Among millennial renters who plan to own a home, 70% are waiting because they cannot afford to buy, compared to just 33% to say they are not ready to settle into a more permanent lifestyle,” according to the report.

A separate report earlier this year found that Atlanta ranks in the bottom third of cities on home affordability. But still, in Atlanta, the typical homeowner pays 37.9% of their income toward mortgage and taxes — or about $1,636 per month. The average home price in Atlanta is around $330,000.

Racial Divide

Among millennials who reported wanting to buy a house, 60% said the biggest obstacle in doing so is the down payment.
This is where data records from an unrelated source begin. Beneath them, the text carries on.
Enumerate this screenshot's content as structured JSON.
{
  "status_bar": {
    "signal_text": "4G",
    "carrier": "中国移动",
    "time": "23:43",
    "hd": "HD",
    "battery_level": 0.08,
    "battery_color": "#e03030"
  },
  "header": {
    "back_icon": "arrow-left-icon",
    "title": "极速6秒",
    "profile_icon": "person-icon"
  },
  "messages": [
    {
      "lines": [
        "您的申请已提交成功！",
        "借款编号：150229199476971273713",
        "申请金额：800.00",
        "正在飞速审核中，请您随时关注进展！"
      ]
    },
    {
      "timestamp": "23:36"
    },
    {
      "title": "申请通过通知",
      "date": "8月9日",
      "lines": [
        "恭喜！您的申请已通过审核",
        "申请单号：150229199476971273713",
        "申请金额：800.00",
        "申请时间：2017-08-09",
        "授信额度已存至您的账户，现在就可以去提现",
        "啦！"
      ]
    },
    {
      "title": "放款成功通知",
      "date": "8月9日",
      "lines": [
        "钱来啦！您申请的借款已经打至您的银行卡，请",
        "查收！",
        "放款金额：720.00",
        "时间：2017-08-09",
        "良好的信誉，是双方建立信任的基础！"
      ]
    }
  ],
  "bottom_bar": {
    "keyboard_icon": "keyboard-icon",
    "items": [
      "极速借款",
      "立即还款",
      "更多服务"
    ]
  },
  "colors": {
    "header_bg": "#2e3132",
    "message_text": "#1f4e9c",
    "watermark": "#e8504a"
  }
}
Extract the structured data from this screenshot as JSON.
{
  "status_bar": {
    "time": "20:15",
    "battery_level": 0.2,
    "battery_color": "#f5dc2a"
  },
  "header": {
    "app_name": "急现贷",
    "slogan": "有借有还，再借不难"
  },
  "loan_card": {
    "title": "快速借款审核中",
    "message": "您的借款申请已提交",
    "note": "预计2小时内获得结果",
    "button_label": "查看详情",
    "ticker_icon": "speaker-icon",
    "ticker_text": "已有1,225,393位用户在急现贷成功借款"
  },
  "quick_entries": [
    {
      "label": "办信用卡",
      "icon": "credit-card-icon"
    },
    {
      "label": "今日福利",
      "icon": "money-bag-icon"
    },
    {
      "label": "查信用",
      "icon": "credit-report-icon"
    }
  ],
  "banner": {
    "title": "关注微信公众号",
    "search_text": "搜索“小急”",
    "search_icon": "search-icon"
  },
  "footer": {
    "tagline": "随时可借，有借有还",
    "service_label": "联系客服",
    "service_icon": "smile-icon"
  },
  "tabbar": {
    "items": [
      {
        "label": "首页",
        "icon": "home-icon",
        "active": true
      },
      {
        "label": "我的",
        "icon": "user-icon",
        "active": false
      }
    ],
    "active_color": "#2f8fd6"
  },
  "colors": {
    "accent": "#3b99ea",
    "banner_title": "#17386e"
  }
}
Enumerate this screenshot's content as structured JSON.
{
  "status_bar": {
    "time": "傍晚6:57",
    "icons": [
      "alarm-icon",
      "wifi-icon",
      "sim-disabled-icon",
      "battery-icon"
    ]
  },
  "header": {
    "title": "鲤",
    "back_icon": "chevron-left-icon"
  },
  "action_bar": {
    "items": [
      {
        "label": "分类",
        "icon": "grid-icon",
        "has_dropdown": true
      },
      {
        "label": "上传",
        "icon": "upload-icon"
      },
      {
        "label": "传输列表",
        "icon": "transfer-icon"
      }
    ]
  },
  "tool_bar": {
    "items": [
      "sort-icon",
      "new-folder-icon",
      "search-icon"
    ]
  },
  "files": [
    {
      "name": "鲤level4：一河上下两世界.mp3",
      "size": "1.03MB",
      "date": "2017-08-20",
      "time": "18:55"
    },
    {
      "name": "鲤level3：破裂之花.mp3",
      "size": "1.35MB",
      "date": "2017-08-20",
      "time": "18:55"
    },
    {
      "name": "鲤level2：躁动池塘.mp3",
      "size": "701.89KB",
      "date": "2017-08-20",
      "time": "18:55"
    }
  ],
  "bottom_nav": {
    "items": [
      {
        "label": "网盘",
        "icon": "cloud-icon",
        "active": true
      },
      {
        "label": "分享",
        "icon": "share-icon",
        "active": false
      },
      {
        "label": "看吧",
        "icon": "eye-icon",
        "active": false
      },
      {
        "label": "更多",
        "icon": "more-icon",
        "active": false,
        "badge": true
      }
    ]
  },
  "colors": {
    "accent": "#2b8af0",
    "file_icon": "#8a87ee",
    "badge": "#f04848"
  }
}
However, the concerns are not the same across races.

The report notes that “barriers to homeownership disproportionately affect certain minorities.”

For example, the report found that white and Asian millennials are most likely to be concerned about having enough cash for a down payment, while black and Hispanic millennials are disproportionately more likely to be concerned about poor credit affecting their ability to buy.

However, regardless of race, the data shows millennials have good reason to be concerned about being able to doll out a down payment. “Putting money down can be the single most expensive moment in the home-buying process,” the report reads. “In 2019, millennial renters made little progress towards saving for this important first step.”

Nearly half of millennials who say they’d like to buy a home someday have no savings set aside for a down payment, but 12.9% say they have more than $10,000 saved.

The percentage of millennials who say they expect their families to be able to help them put money toward a down payment is down year over year.

And even those who do expect help from a family member tend to be millennials who already earn more than $100,000, which shows further disparity in home buying.

“This trend highlights the disproportionate, cyclical effect of generational wealth: poorer millennials who cannot afford to buy a home today may have more trouble building wealth in the long run, may be incapable of providing financial assistance to their children, and so forth,” according to the report.

Barring some significant turn in the market, the report concludes it remains unlikely that millennial home-ownership numbers will meet the pace of previous generations.